Ou seja: SEXTA - O recurso abrange todas as gravações efetuadas e todas as respetivas transcrições, porque não há razão para que sejam tratadas de modo diverso, tendo em conta a malha legal aplicável.

E porquê? SÉTIMA - As gravações em causa foram efetuadas pelas RECORRENTES, no quadro da elaboração do RELATÓRIO, produzido a pedido da administração da PT, que visou, como se diz no DESPACHO, a análise dos procedimentos e dos atos relativos às aplicações de tesouraria efetuadas por empresas do universo PT no Grupo GES e, especificamente, na R... S.A..
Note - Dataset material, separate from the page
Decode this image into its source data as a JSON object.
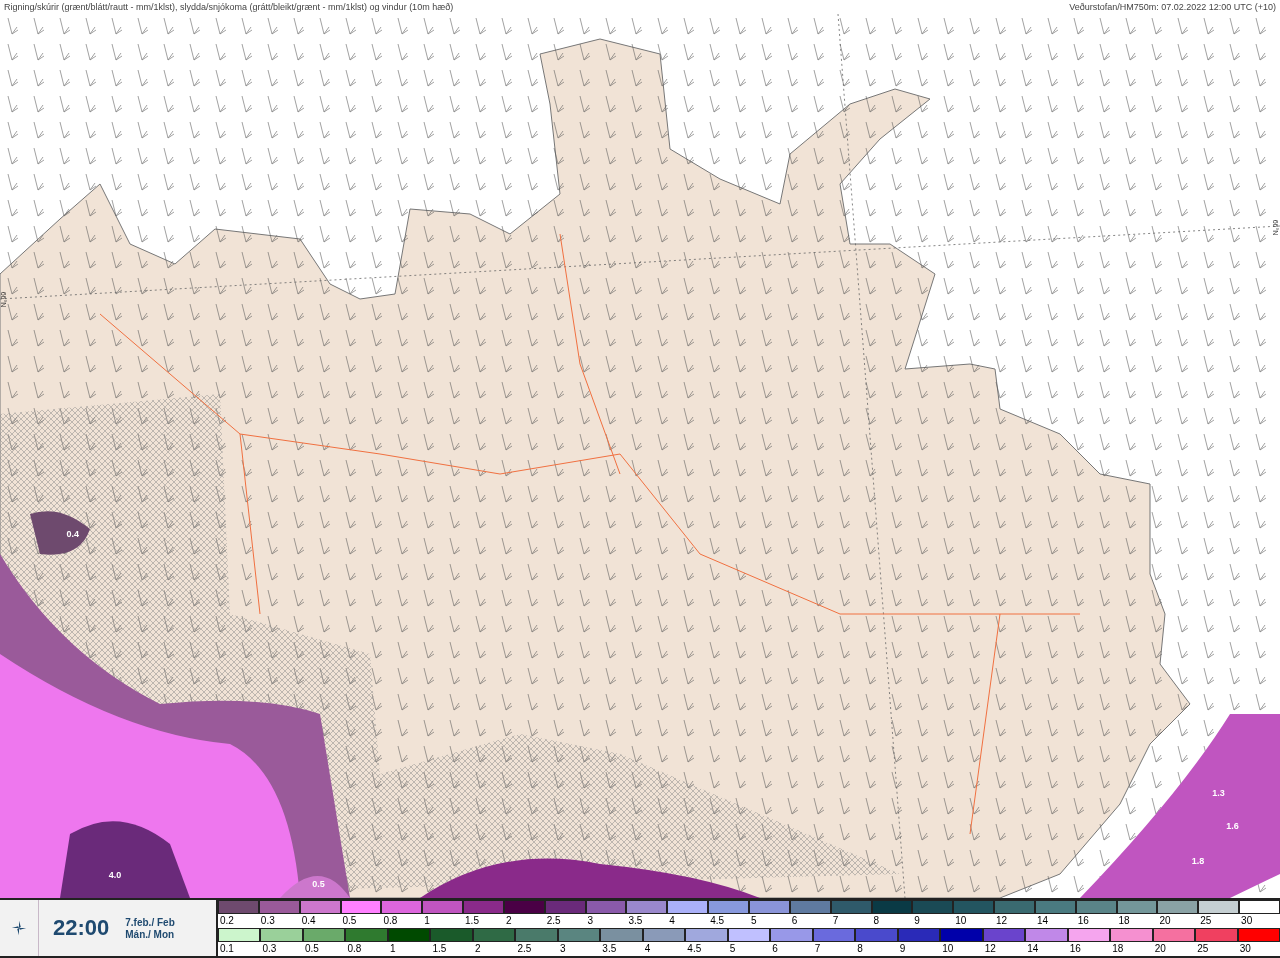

OITAVA - As gravações aqui em causa, efetuadas no âmbito da elaboração do RELATÓRIO, resultam de um pedido, feito pelas RECORRENTES a cada um dos entrevistados, para que autorizassem a recolha em suporte áudio do teor das entrevistas realizadas, permitindo, assim, às RECORRENTES, terem ciência do exato teor das declarações prestadas por cada um dos titulares do direito à palavra, quando e se viessem a utilizar as entrevistas na confeção do RELATÓRIO; NONA - Os entrevistados anuíram ao pedido das RECORRENTES e autorizaram as gravações. Mas fizeram-no na condição expressa, de que o conteúdo das gravações ficaria em poder das RECORRENTES e seria apenas utlizado para o efeito pretendido, ou seja, o auxílio na elaboração do RELATÓRIO.

DÉCIMA - É esse o limite do consentimento dos visados.

Foi com essa finalidade exclusiva que a autorização foi pedida e, seguramente, foi com base nesse mesmo pressuposto que a autorização foi concedida. Os depoentes anuíram a que as suas palavras fossem gravadas, na convicção legítima de que, o uso único a dar às gravações, se esgotaria na preparação e redação do RELATÓRIO.

DÉCIMA-PRIMEIRA - Os entrevistados anuíram, assim, a que se procedesse à gravação dos seus depoimentos, no pressuposto, que lhes foi transmitido e que aqui se pretende assegurar, de que as suas palavras seriam utlizadas apenas pelas RECORRENTES e, de igual modo, exclusivamente no quadro da elaboração do RELATÓRIO. Ficou assim claro que, só nestas condições, o consentimento foi prestado.

Ora: DÉCIMA-SEGUNDA - O artigo 26, n. 1 da CRP impõe o reconhecimento do direito à palavra, no qual se inclui, como se detalha na motivação, o direito a decidir sobre o círculo de pessoas a quem a palavra se pode transmitir.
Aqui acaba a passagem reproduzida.